What used to be termed a hospital stay has evolved into a hospital journey. But the timetable with its scheduled stops is where the similarities end. Today’s reality is that a transit through hospital is subject to much variability and therefore inherently unsafe. Evidence is increasingly showing the difficulties in determining how long a hospital trip will take and if the patient’s passage will include adverse events. In short it is not easy to predict the length of journey or the patient outcome.
An unpredictable environment is hard to control and even harder to keep safe especially when one of the most common outcomes of hospitalization is death.
In surgical circumstances, where there are defined roadmaps and where the overall objective is the discharge of a live patient from hospital, the outcomes are more predictable and safety much easier to ensure. For example, in the case of hip fracture the timing of a hospital journey is precise. In a Swedish study conducted over 10 years data confirmed that if the time in hospital is too short, i.e. less than 10 days, the patient will die.

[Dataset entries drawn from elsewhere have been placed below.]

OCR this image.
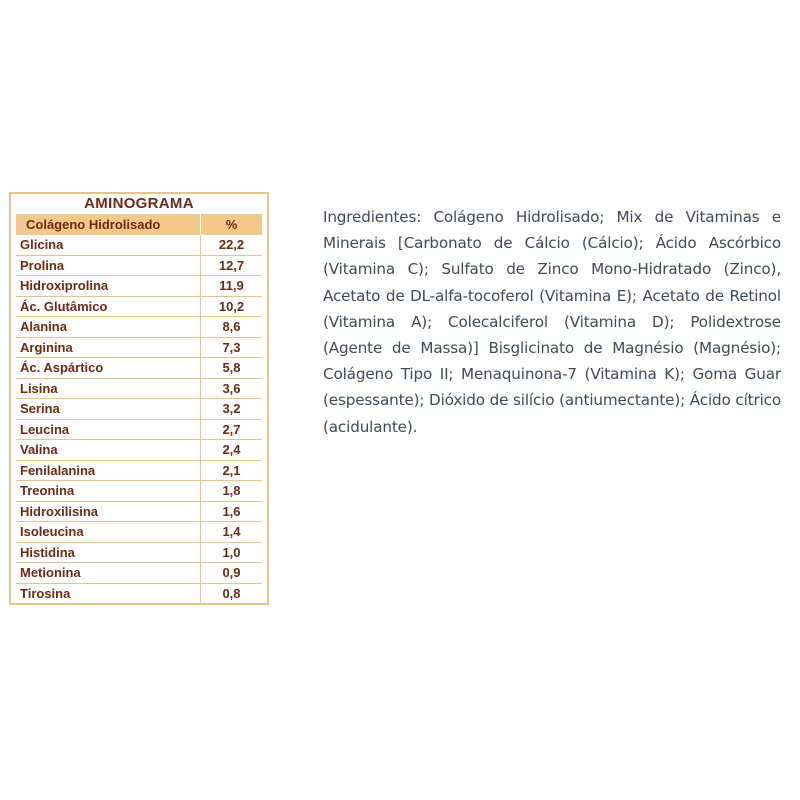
AMINOGRAMA
Colágeno Hidrolisado	%
Glicina	22,2
Prolina	12,7
Hidroxiprolina	11,9
Ác. Glutâmico	10,2
Alanina	8,6
Arginina	7,3
Ác. Aspártico	5,8
Lisina	3,6
Serina	3,2
Leucina	2,7
Valina	2,4
Fenilalanina	2,1
Treonina	1,8
Hidroxilisina	1,6
Isoleucina	1,4
Histidina	1,0
Metionina	0,9
Tirosina	0,8
Ingredientes: Colágeno Hidrolisado; Mix de Vitaminas e Minerais [Carbonato de Cálcio (Cálcio); Ácido Ascórbico (Vitamina C); Sulfato de Zinco Mono-Hidratado (Zinco), Acetato de DL-alfa-tocoferol (Vitamina E); Acetato de Retinol (Vitamina A); Colecalciferol (Vitamina D); Polidextrose (Agente de Massa)] Bisglicinato de Magnésio (Magnésio); Colágeno Tipo II; Menaquinona-7 (Vitamina K); Goma Guar (espessante); Dióxido de silício (antiumectante); Ácido cítrico (acidulante).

But when the procedure is not straightforward or as with the bulk of medical conditions, if survival is not the only outcome, the journey is often inconstant. In the delicate life/death balance that is intensive care it is well known that an extended sojourn is deadly.

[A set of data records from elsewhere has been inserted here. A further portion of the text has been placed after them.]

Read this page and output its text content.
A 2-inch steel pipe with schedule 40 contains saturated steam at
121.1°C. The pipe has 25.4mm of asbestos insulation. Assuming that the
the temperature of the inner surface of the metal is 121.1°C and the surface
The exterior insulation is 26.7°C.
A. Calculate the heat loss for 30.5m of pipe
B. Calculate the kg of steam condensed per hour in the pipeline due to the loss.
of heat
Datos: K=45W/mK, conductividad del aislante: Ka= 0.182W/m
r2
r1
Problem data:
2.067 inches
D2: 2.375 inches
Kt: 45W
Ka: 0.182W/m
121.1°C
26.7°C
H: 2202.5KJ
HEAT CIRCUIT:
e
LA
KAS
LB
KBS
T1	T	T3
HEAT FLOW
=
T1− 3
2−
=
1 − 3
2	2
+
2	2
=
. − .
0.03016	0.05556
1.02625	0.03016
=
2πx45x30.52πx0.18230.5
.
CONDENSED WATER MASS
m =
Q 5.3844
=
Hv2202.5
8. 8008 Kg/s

An unpredictable environment is hard to control and even harder to keep safe especially when one of the most common and foreseeable outcomes of hospitalization is death. What is becoming increasingly clear is that preventing hospital death may look good in the league tables but may not be the safest outcome for some patients.
We have paid a lot of attention to establishing practices for protecting patient safety in hospitals to ensure the compassionate prolongation of life, so should we be setting parameters for safe hospital deaths?
Perhaps the real question for health care thinkers and planners is: how safe is it really to ensure a hospital journey free of adverse events only to send the patient home to die at the last stop?